Na verdade, como admite na parte final do requerimento, a recorrente não indicou no requerimento de interposição de recurso de constitucionalidade de qualquer norma ou interpretação normativa, o que não se reduz à referência ao preceituado em diploma. O conceito de caso julgado encontra autonomia na ordem jurídico-processual em termos de, quando articulado como determinante judicativa, poder a correspondente interpretação normativa – e não a sua aplicação às especificidades do caso concreto – ser questionada no plano da constitucionalidade.
Ora, o requerimento de interposição de recurso para este Tribunal é bem claro quando imputa a inconstitucionalidade ao Acórdão recorrido, em si mesmo, e à aplicação que, na leitura da recorrente, teria feito in casu do conceito de caso julgado. Assim decorre, com evidência, do propósito de ver apreciado por este Tribunal Constitucional o entendimento de “que existe caso julgado formal relativ[o] à invocada nulidade processual”.
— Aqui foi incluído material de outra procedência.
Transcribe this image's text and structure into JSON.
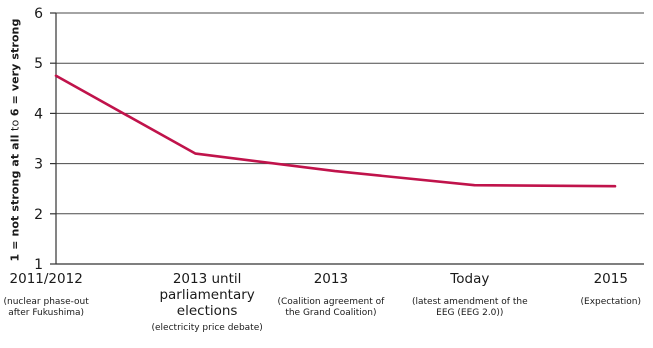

8. É, pois, de confirmar a decisão sumária que, com fundamento em ausência de questão normativa de constitucionalidade, não conheceu do respetivo objeto.
III. Decisão
9. Nos termos e pelos fundamentos expostos, decide-se indeferir a presente reclamação e confirmar a decisão sumária n.º 7/2013.
10. Custas pelo reclamante, fixando-se a taxa de justiça em 20 (vinte) unidades de conta, tendo em atenção os critérios seguidos por este Tribunal e a dimensão do impulso desenvolvido pelo reclamante.
Notifique.
Lisboa, 20 de fevereiro de 2013. – Fernando Vaz Ventura – Pedro Machete – Joaquim de Sousa Ribeiro.